What is already known
Alterations in the gut microbiota, known as dysbiosis, play a role in initiating and progressing rheumatoid arthritis (RA). Several microbes have shown to delay or trigger the development of RA. Therefore, identifying suitable probiotics to prevent and treat RA is crucial.
What this research adds
Researchers used 16S rDNA sequencing and shotgun metagenomics to analyze gut microbiota composition of healthy individuals and patients affected by RA. They found that the gut commensal Parabacteroides distasonis was less abundant in patients with new-onset RA and those with a history of disease. Moreover, oral administration of live P. distasonis to arthritic mice greatly improved RA pathogenesis. P. distasonis-derived metabolites had similar and synergistic antiarthritic effects and their inhibition abolished the therapeutic effects. Finally, the natural product ginsenoside Rg2 was found to promote the growth of P. distasonis, with a concomitant improvement in the disease pathogenesis.
The findings suggest that P. distasonis has a positive effect on RA and this could be enhanced by the natural product ginsenoside Rg2, thus improving symptoms of the disease. Therefore, regulation of P. distasonis in the gut could be a promising approach for treating RA, and P. distasonis might represent an attractive probiotic for the management of patients with RA. Ginsenoside Rg2 could also be developed as natural prebiotic for the treatment of RA.
The role of the gut microbiome in the development and advancement of RA has become more prominent in the recent years.
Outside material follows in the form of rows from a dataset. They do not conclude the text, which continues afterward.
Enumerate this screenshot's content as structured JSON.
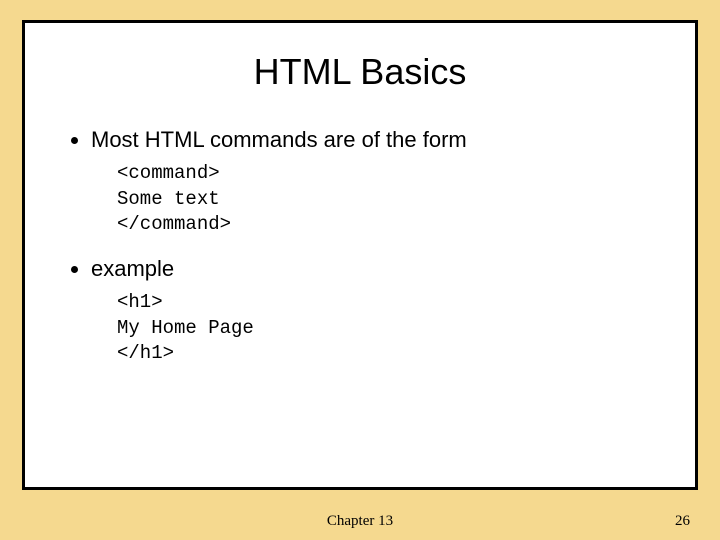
{
  "slide": {
    "title": "HTML Basics",
    "bullets": [
      {
        "text": "Most HTML commands are of the form",
        "code": "<command>\nSome text\n</command>"
      },
      {
        "text": "example",
        "code": "<h1>\nMy Home Page\n</h1>"
      }
    ]
  },
  "footer": {
    "center": "Chapter 13",
    "page_number": "26"
  }
}
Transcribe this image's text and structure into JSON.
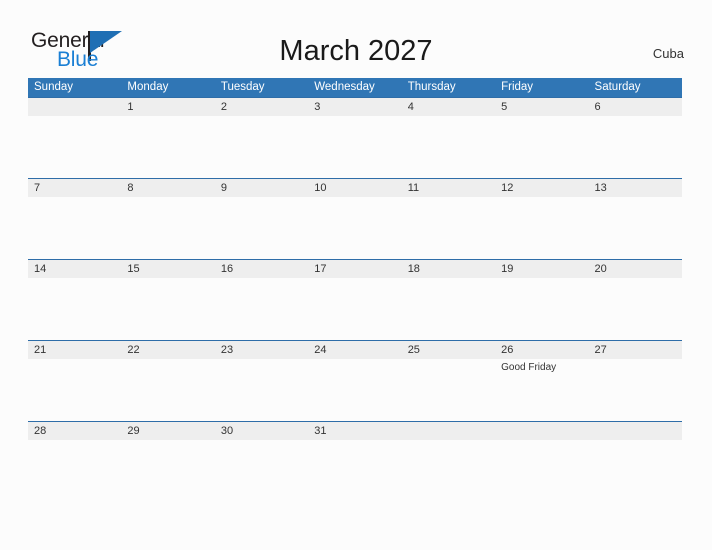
{
  "brand": {
    "name_part1": "General",
    "name_part2": "Blue",
    "triangle_icon": "triangle-icon"
  },
  "header": {
    "title": "March 2027",
    "country": "Cuba"
  },
  "colors": {
    "header_blue": "#3076b5",
    "row_line_blue": "#2e6da8",
    "date_band_gray": "#eeeeee",
    "logo_blue": "#1a7fd4",
    "page_background": "#fcfcfc",
    "text_dark": "#333333"
  },
  "calendar": {
    "month": "March",
    "year": "2027",
    "day_headers": [
      "Sunday",
      "Monday",
      "Tuesday",
      "Wednesday",
      "Thursday",
      "Friday",
      "Saturday"
    ],
    "weeks": [
      {
        "days": [
          {
            "date": "",
            "event": ""
          },
          {
            "date": "1",
            "event": ""
          },
          {
            "date": "2",
            "event": ""
          },
          {
            "date": "3",
            "event": ""
          },
          {
            "date": "4",
            "event": ""
          },
          {
            "date": "5",
            "event": ""
          },
          {
            "date": "6",
            "event": ""
          }
        ]
      },
      {
        "days": [
          {
            "date": "7",
            "event": ""
          },
          {
            "date": "8",
            "event": ""
          },
          {
            "date": "9",
            "event": ""
          },
          {
            "date": "10",
            "event": ""
          },
          {
            "date": "11",
            "event": ""
          },
          {
            "date": "12",
            "event": ""
          },
          {
            "date": "13",
            "event": ""
          }
        ]
      },
      {
        "days": [
          {
            "date": "14",
            "event": ""
          },
          {
            "date": "15",
            "event": ""
          },
          {
            "date": "16",
            "event": ""
          },
          {
            "date": "17",
            "event": ""
          },
          {
            "date": "18",
            "event": ""
          },
          {
            "date": "19",
            "event": ""
          },
          {
            "date": "20",
            "event": ""
          }
        ]
      },
      {
        "days": [
          {
            "date": "21",
            "event": ""
          },
          {
            "date": "22",
            "event": ""
          },
          {
            "date": "23",
            "event": ""
          },
          {
            "date": "24",
            "event": ""
          },
          {
            "date": "25",
            "event": ""
          },
          {
            "date": "26",
            "event": "Good Friday"
          },
          {
            "date": "27",
            "event": ""
          }
        ]
      },
      {
        "days": [
          {
            "date": "28",
            "event": ""
          },
          {
            "date": "29",
            "event": ""
          },
          {
            "date": "30",
            "event": ""
          },
          {
            "date": "31",
            "event": ""
          },
          {
            "date": "",
            "event": ""
          },
          {
            "date": "",
            "event": ""
          },
          {
            "date": "",
            "event": ""
          }
        ]
      }
    ]
  }
}
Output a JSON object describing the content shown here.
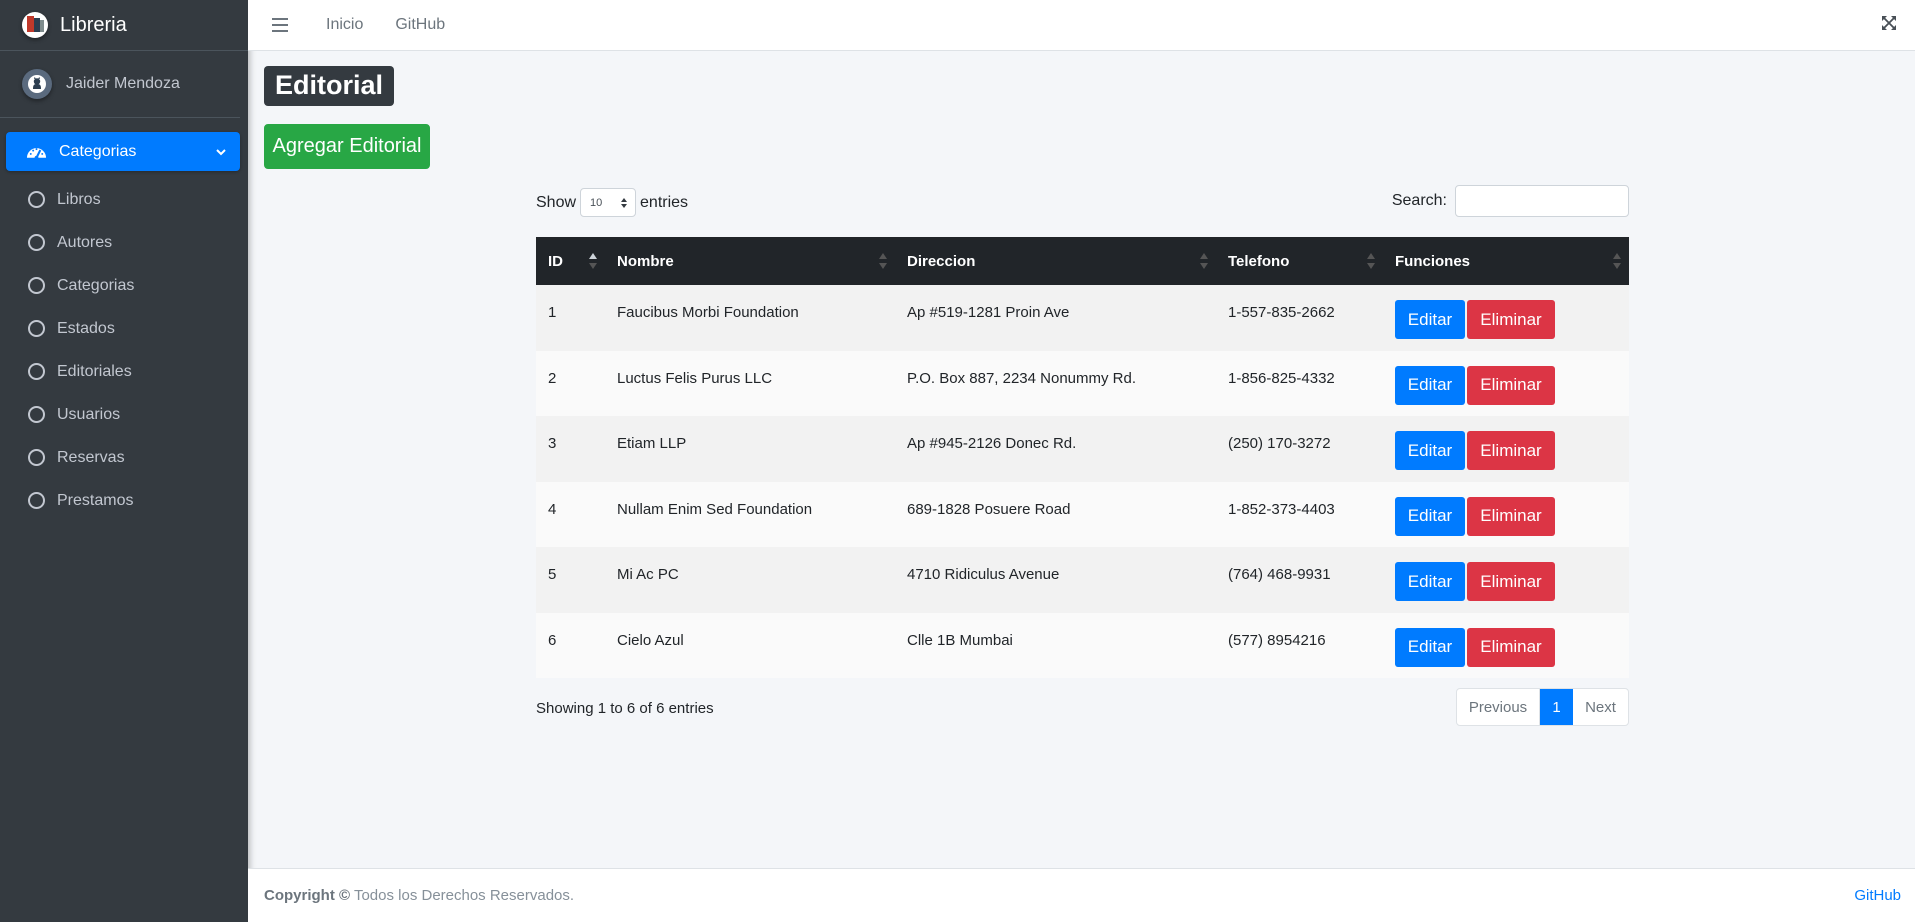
{
  "brand": {
    "name": "Libreria"
  },
  "user": {
    "name": "Jaider Mendoza"
  },
  "sidebar": {
    "active": {
      "label": "Categorias",
      "icon": "tachometer-icon"
    },
    "items": [
      {
        "label": "Libros"
      },
      {
        "label": "Autores"
      },
      {
        "label": "Categorias"
      },
      {
        "label": "Estados"
      },
      {
        "label": "Editoriales"
      },
      {
        "label": "Usuarios"
      },
      {
        "label": "Reservas"
      },
      {
        "label": "Prestamos"
      }
    ]
  },
  "topbar": {
    "links": [
      "Inicio",
      "GitHub"
    ]
  },
  "page": {
    "title": "Editorial",
    "add_button": "Agregar Editorial"
  },
  "datatable": {
    "show_label": "Show",
    "entries_label": "entries",
    "length_value": "10",
    "search_label": "Search:",
    "search_value": "",
    "columns": [
      "ID",
      "Nombre",
      "Direccion",
      "Telefono",
      "Funciones"
    ],
    "rows": [
      {
        "id": "1",
        "nombre": "Faucibus Morbi Foundation",
        "direccion": "Ap #519-1281 Proin Ave",
        "telefono": "1-557-835-2662"
      },
      {
        "id": "2",
        "nombre": "Luctus Felis Purus LLC",
        "direccion": "P.O. Box 887, 2234 Nonummy Rd.",
        "telefono": "1-856-825-4332"
      },
      {
        "id": "3",
        "nombre": "Etiam LLP",
        "direccion": "Ap #945-2126 Donec Rd.",
        "telefono": "(250) 170-3272"
      },
      {
        "id": "4",
        "nombre": "Nullam Enim Sed Foundation",
        "direccion": "689-1828 Posuere Road",
        "telefono": "1-852-373-4403"
      },
      {
        "id": "5",
        "nombre": "Mi Ac PC",
        "direccion": "4710 Ridiculus Avenue",
        "telefono": "(764) 468-9931"
      },
      {
        "id": "6",
        "nombre": "Cielo Azul",
        "direccion": "Clle 1B Mumbai",
        "telefono": "(577) 8954216"
      }
    ],
    "edit_label": "Editar",
    "delete_label": "Eliminar",
    "info": "Showing 1 to 6 of 6 entries",
    "pager": {
      "previous": "Previous",
      "current": "1",
      "next": "Next"
    }
  },
  "footer": {
    "copyright_bold": "Copyright ©",
    "copyright_text": " Todos los Derechos Reservados.",
    "link": "GitHub"
  },
  "colors": {
    "primary": "#007bff",
    "success": "#28a745",
    "danger": "#dc3545",
    "sidebar": "#343a40",
    "table_head": "#212529"
  }
}
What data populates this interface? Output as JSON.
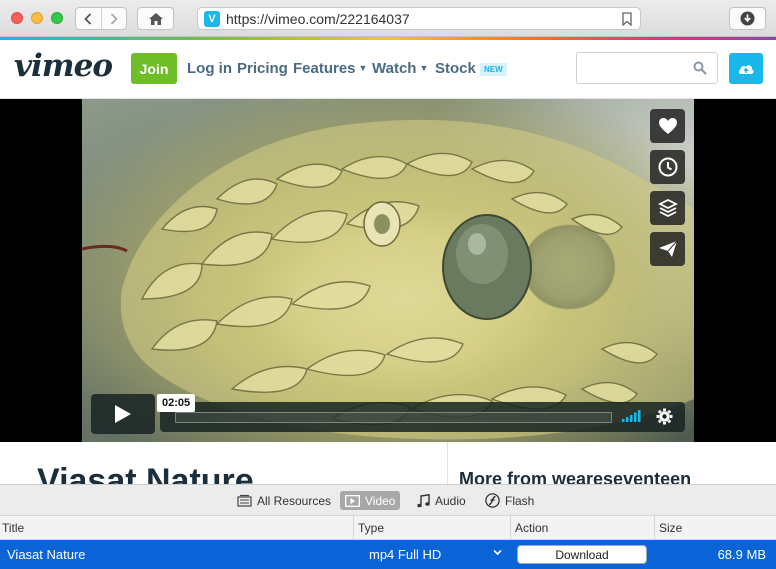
{
  "browser": {
    "url": "https://vimeo.com/222164037",
    "site_icon_letter": "V",
    "icons": [
      "back-icon",
      "forward-icon",
      "home-icon",
      "bookmark-icon",
      "download-icon"
    ]
  },
  "header": {
    "logo": "vimeo",
    "join_label": "Join",
    "login_label": "Log in",
    "pricing_label": "Pricing",
    "features_label": "Features",
    "watch_label": "Watch",
    "stock_label": "Stock",
    "new_badge": "NEW",
    "search_placeholder": "",
    "colors": {
      "brand": "#1ab7ea",
      "join": "#6fbd29",
      "nav": "#4a6b85"
    }
  },
  "player": {
    "current_time": "02:05",
    "side_icons": [
      "heart-icon",
      "clock-icon",
      "layers-icon",
      "send-icon"
    ]
  },
  "page": {
    "video_title": "Viasat Nature",
    "more_from": "More from weareseventeen"
  },
  "resources": {
    "tabs": [
      {
        "label": "All Resources",
        "icon": "resources-icon",
        "active": false
      },
      {
        "label": "Video",
        "icon": "video-icon",
        "active": true
      },
      {
        "label": "Audio",
        "icon": "music-icon",
        "active": false
      },
      {
        "label": "Flash",
        "icon": "flash-icon",
        "active": false
      }
    ],
    "columns": [
      "Title",
      "Type",
      "Action",
      "Size"
    ],
    "rows": [
      {
        "title": "Viasat Nature",
        "type": "mp4 Full HD",
        "action": "Download",
        "size": "68.9 MB"
      }
    ],
    "selected_color": "#0a64d8"
  }
}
Research has demonstrated that modifications in the composition of gut microbiota are linked to the pathogenesis of RA. Therefore, adding probiotics or hindering harmful gut bacteria could be potential alternative treatments for RA, either in conjunction with current therapies or as substitutes.
A recent study by Zhou and colleagues, published in Gut journal, suggests that the bacterial strain P.distasonis might be a promising probiotic for the treatment of RA.
To determine the relationship between gut microbiome alterations and the pathogenesis of RA, the authors performed 16S rDNA sequencing and shotgun metagenomics on faecal samples from healthy individuals and RA patients, and they used mouse models to evaluate the roles of P. distasonis in RA.
Gut microbiota profiling in patients with RA reveals decreased P. distasonis abundance
Significant differences were observed in the gut microbiota compositions between RA subjects and healthy control. The relative abundance of Bacteroidetes was downregulated, while the relative abundance of Verrucomicrobia was upregulated in patients with RA. In particular, the abundance of the genus Parabacteroides had a negative association with a disease score. Furthermore, the shotgun metagenomics on healthy subjects and treatment-naive patients with new-onset RA, revealed 19 differential species under the genus Parabacteroides. In particular, P. distasonis was decreased in the faecal samples from patients with RA.
Live P. distasonis and its metabolites attenuate inflammatory arthritis severity in RA mice models
The relative abundance of P. distasonis was lower also in mice models for arthritis, and oral administration of live P. distasonis (LPD) increased its levels in the gut of those mice. Treatment with LPD for four weeks restored and upregulated the levels of P. distasonis, leading to improvement in symptoms, especially in the joints of the mice. Interestingly, LDP protective effects required the involvement of other gut microbes. In fact, the use of combined antibiotics ablating the gut microbiota before oral administration of LPD, was found to attenuate the benefits of P. distasonis. LPD treatment also reduced joint inflammation and autoantibody levels in mice. As observed for P. distasonis, treatment with some metabolites also resulted in attenuated arthritic damage, improved bone and cartilage damage, and downregulated joint inflammatory markers. These metabolites also showed protective effects against RA at low doses and in combination, suggesting their potential in treating RA.
The natural compound ginsenoside Rg2 ameliorates RA by promoting the growth of P. distasonis
The researchers finally aimed to identify potential candidates among natural compounds (i.e saponins) that could promote the growth of P. distasonis. Out of 112 natural saponins screened, ginsenoside Rg2 was found to have the strongest ability to enhance the growth of P. distasonis. Oral administration of Rg2 restored the accumulation of P. distasonis in faecal samples from arthritic mice, and this led to the improvement of pathological indicators. Thus, Rg2 acted as a prebiotic agent and played a therapeutic role in arthritic mice by boosting the growth of P. distasonis.
Although further research is needed, the present study reveals that P. distasonis and its metabolites could be promising candidates for treating RA. Due to its potential to prevent RA by promoting the growth of P. distasonis, the natural compound Rg2 can be used as prebiotic agent. All together, these findings pave the way for a new management of patients affected by RA.